Cette conclusion délirante est pourtant bien dans la ligne de l'idéologie du gender comme d'ailleurs de toutes les idéologies héritées des Lumières. Pour Judith Butler, grande prêtresse d'un féminisme homosexuel radical ayant enfanté la théorie du  gender , la tâche des gays et lesbiennes est ni plus ni moins que la reconstruction de la réalité. C'était déjà la mission que Marx, puis Lénine et Staline assignaient au prolétariat ! Dans tous les cas, il s'agit en effet de bâtir un homme nouveau, affranchi de la nature et donc de sa propre nature.

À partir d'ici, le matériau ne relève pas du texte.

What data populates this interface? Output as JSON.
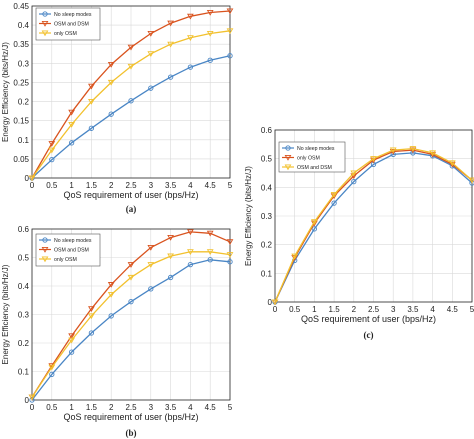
{
  "colors": {
    "no_sleep_modes": "#4a86c5",
    "osm_and_dsm": "#d9531e",
    "only_osm": "#f2c12e",
    "grid": "#d9d9d9",
    "axis": "#262626"
  },
  "chart_data": [
    {
      "type": "line",
      "caption": "(a)",
      "title": "",
      "xlabel": "QoS requirement of user (bps/Hz)",
      "ylabel": "Energy Efficiency (bits/Hz/J)",
      "xlim": [
        0,
        5
      ],
      "ylim": [
        0,
        0.45
      ],
      "xticks": [
        "0",
        "0.5",
        "1",
        "1.5",
        "2",
        "2.5",
        "3",
        "3.5",
        "4",
        "4.5",
        "5"
      ],
      "yticks": [
        "0",
        "0.05",
        "0.1",
        "0.15",
        "0.2",
        "0.25",
        "0.3",
        "0.35",
        "0.4",
        "0.45"
      ],
      "grid": true,
      "legend_position": "top-left",
      "x": [
        0,
        0.5,
        1,
        1.5,
        2,
        2.5,
        3,
        3.5,
        4,
        4.5,
        5
      ],
      "series": [
        {
          "name": "No sleep modes",
          "color_key": "no_sleep_modes",
          "marker": "circle",
          "values": [
            0,
            0.048,
            0.092,
            0.13,
            0.167,
            0.202,
            0.235,
            0.264,
            0.29,
            0.308,
            0.32
          ]
        },
        {
          "name": "OSM and DSM",
          "color_key": "osm_and_dsm",
          "marker": "triangle-down",
          "values": [
            0,
            0.09,
            0.172,
            0.24,
            0.297,
            0.342,
            0.378,
            0.405,
            0.423,
            0.433,
            0.437
          ]
        },
        {
          "name": "only OSM",
          "color_key": "only_osm",
          "marker": "triangle-down",
          "values": [
            0,
            0.073,
            0.14,
            0.2,
            0.25,
            0.292,
            0.325,
            0.35,
            0.367,
            0.378,
            0.385
          ]
        }
      ]
    },
    {
      "type": "line",
      "caption": "(b)",
      "title": "",
      "xlabel": "QoS requirement of user (bps/Hz)",
      "ylabel": "Energy Efficiency (bits/Hz/J)",
      "xlim": [
        0,
        5
      ],
      "ylim": [
        0,
        0.6
      ],
      "xticks": [
        "0",
        "0.5",
        "1",
        "1.5",
        "2",
        "2.5",
        "3",
        "3.5",
        "4",
        "4.5",
        "5"
      ],
      "yticks": [
        "0",
        "0.1",
        "0.2",
        "0.3",
        "0.4",
        "0.5",
        "0.6"
      ],
      "grid": true,
      "legend_position": "top-left",
      "x": [
        0,
        0.5,
        1,
        1.5,
        2,
        2.5,
        3,
        3.5,
        4,
        4.5,
        5
      ],
      "series": [
        {
          "name": "No sleep modes",
          "color_key": "no_sleep_modes",
          "marker": "circle",
          "values": [
            0,
            0.09,
            0.168,
            0.235,
            0.295,
            0.345,
            0.39,
            0.43,
            0.475,
            0.492,
            0.485
          ]
        },
        {
          "name": "OSM and DSM",
          "color_key": "osm_and_dsm",
          "marker": "triangle-down",
          "values": [
            0.01,
            0.12,
            0.225,
            0.32,
            0.405,
            0.475,
            0.535,
            0.57,
            0.59,
            0.585,
            0.555
          ]
        },
        {
          "name": "only OSM",
          "color_key": "only_osm",
          "marker": "triangle-down",
          "values": [
            0.01,
            0.115,
            0.21,
            0.295,
            0.37,
            0.43,
            0.475,
            0.505,
            0.52,
            0.52,
            0.51
          ]
        }
      ]
    },
    {
      "type": "line",
      "caption": "(c)",
      "title": "",
      "xlabel": "QoS requirement of user (bps/Hz)",
      "ylabel": "Energy Efficiency (bits/Hz/J)",
      "xlim": [
        0,
        5
      ],
      "ylim": [
        0,
        0.6
      ],
      "xticks": [
        "0",
        "0.5",
        "1",
        "1.5",
        "2",
        "2.5",
        "3",
        "3.5",
        "4",
        "4.5",
        "5"
      ],
      "yticks": [
        "0",
        "0.1",
        "0.2",
        "0.3",
        "0.4",
        "0.5",
        "0.6"
      ],
      "grid": true,
      "legend_position": "top-left",
      "x": [
        0,
        0.5,
        1,
        1.5,
        2,
        2.5,
        3,
        3.5,
        4,
        4.5,
        5
      ],
      "series": [
        {
          "name": "No sleep modes",
          "color_key": "no_sleep_modes",
          "marker": "circle",
          "values": [
            0,
            0.145,
            0.255,
            0.345,
            0.42,
            0.48,
            0.515,
            0.52,
            0.51,
            0.475,
            0.415
          ]
        },
        {
          "name": "only OSM",
          "color_key": "osm_and_dsm",
          "marker": "triangle-down",
          "values": [
            0,
            0.155,
            0.275,
            0.37,
            0.44,
            0.495,
            0.525,
            0.53,
            0.515,
            0.48,
            0.425
          ]
        },
        {
          "name": "OSM and DSM",
          "color_key": "only_osm",
          "marker": "triangle-down",
          "values": [
            0,
            0.16,
            0.28,
            0.375,
            0.45,
            0.5,
            0.53,
            0.535,
            0.52,
            0.485,
            0.425
          ]
        }
      ]
    }
  ]
}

La révolution prolétarienne ayant échoué, place à la révolution sexuelle niant la différence des sexes et la complémentarité naturelle entre l'homme et la femme,  l'homosexualité ou la transsexualité relevant de la liberté souveraine des individus  (cité par Pierre-Olivier Arduin Liberté Politique, 23 mai 2011).

Comme toutes les idéologies, celle-ci échouera, mais au prix de quelles violences et de quelles souffrances ? Loin de  nous faire entrer dans l'espace de la civilité, de l'histoire et de la culture  comme le soutient in fine Luc Ferry, une culture qui prétend se dresser contre la nature au lieu de coopérer avec elle est dans son principe une culture déshumanisante, une contre-culture, une  culture de mort . C'est malheureusement celle qu'enseigne l'Education nationale sous la direction de ces disciples des  Lumières  que sont Luc Ferry et Luc Chatel.